Buyi Bookstore’s story unfolds against a broader transformation of China’s physical bookstore industry. In February 2026, China’s first administrative regulation on national reading, the National Reading Promotion Regulations, took effect. For the first time, “supporting the development of physical bookstores” was written into the Government Work Report, as Xinhua News Agency reported.

Yet the gap between policy and reality remains wide. A China Industry Report notes that over 65% of independent bookstores operate at a loss, with rent and labor costs consuming 32.7% of revenue while average gross margins sit at just 28.6%. The number of independent bookstores in China has fallen from nearly 30,000 in 2019 to about 16,800.

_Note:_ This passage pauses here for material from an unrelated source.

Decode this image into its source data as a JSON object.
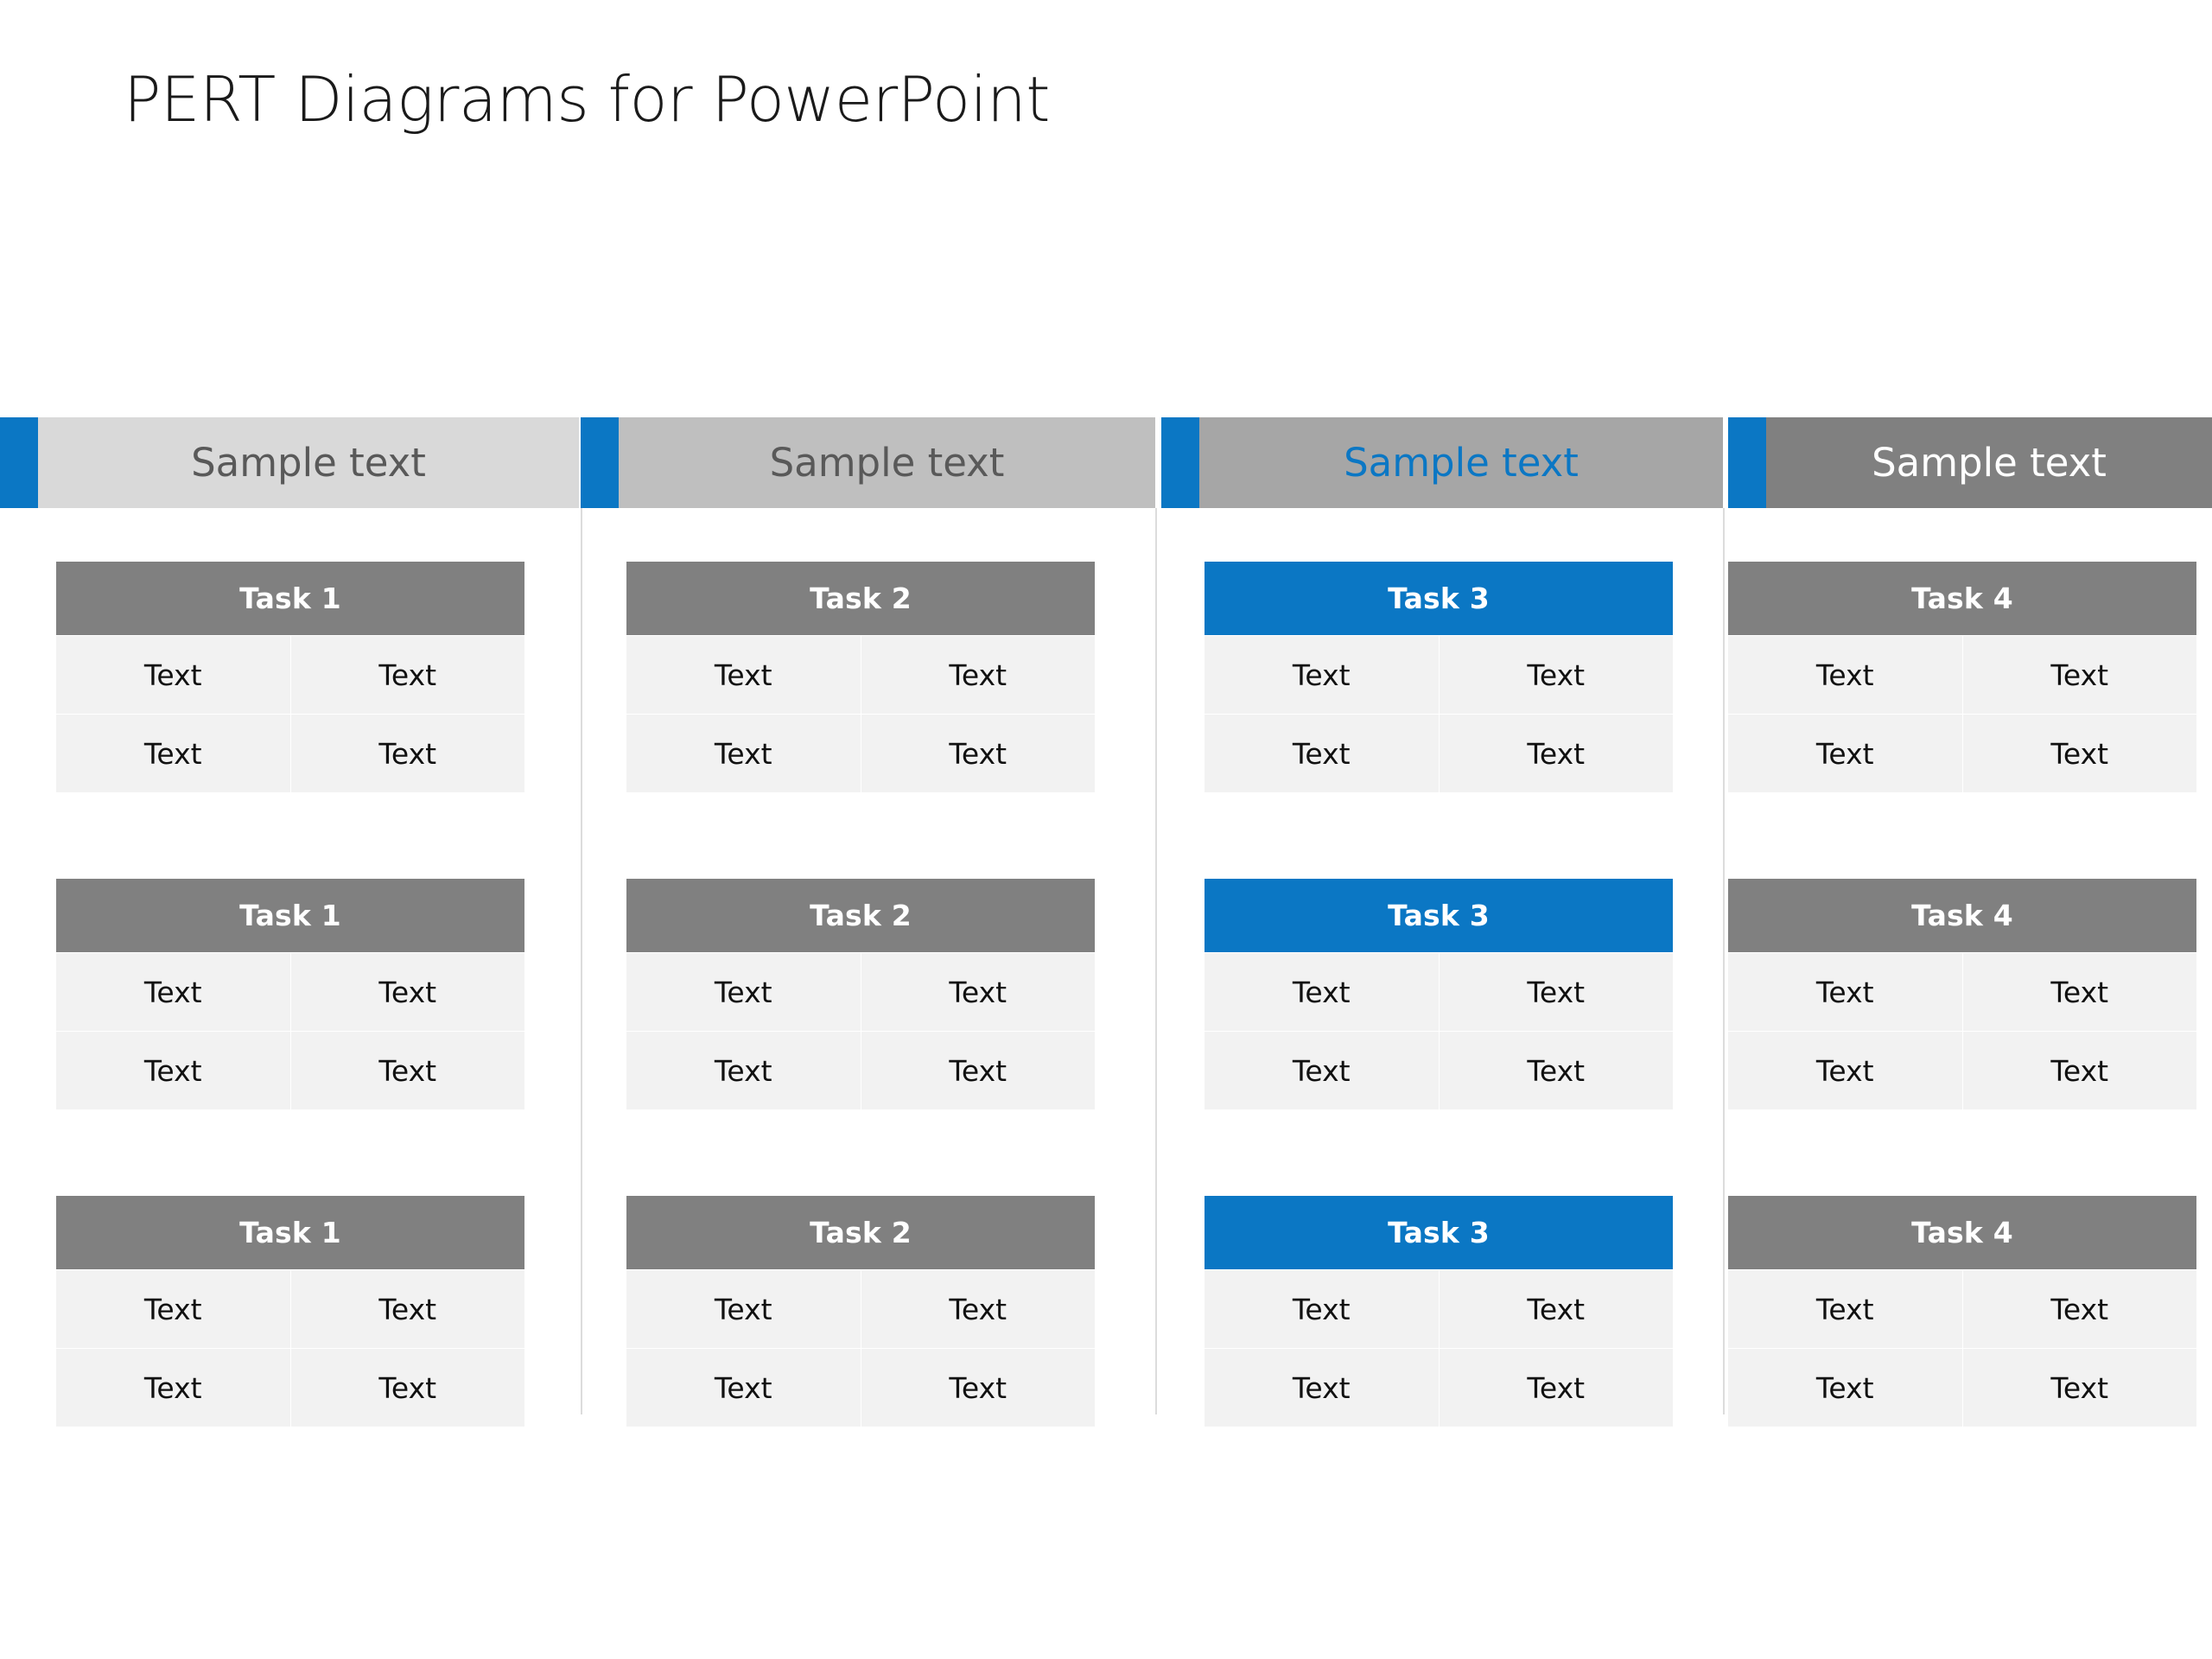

Just last month, Beijing Douban Bookstore — a fellow independent — announced the closure of its physical operations. Hu Tong sent his counterpart a message: “Congratulations on getting ashore.” He added, “Perhaps only bookstore owners can understand the mixed emotions. But at least you no longer have to struggle in this quagmire.”

Why He Keeps Going

Asked about the bookstore’s current state, Hu Tong offered a characteristically philosophical response: “As long as the cart hasn’t tipped over, just keep pushing. Since it hasn’t fallen yet, keep going. When it can’t go on, we’ll deal with it then. You can’t think about the future, about profits — if you do, you’ll get depressed.”

What keeps him going are the unexpected beauties of the bookstore life — friends who lend money without being asked, customers who visit just to chat, and the sense of community he has built over two decades. “Running a bookstore brings so many beautiful things that were never in your plans,” he said. “But because of these beautiful things, I seem to have lost the freedom to close the store. Otherwise, I wouldn’t know how to face those friends.”

What’s Next

Hu Tong does not expect his son to carry on the business. “I don’t have that thought, and my son doesn’t either,” he admitted. Yet he remains hopeful about the future of bookstores in general. “Some bookstores will survive,” he said. “They will be some people’s safe havens.”

As China’s reading landscape continues to evolve, the story of Buyi Bookstore serves as a reminder that even in the most digital of ages, there remains a quiet, stubborn demand for the tactile, the unexpected, and the deeply human experience of discovering an old book.

After all, as Hu Tong’s T-shirt reminds us: plant a seed, and it might just sprout.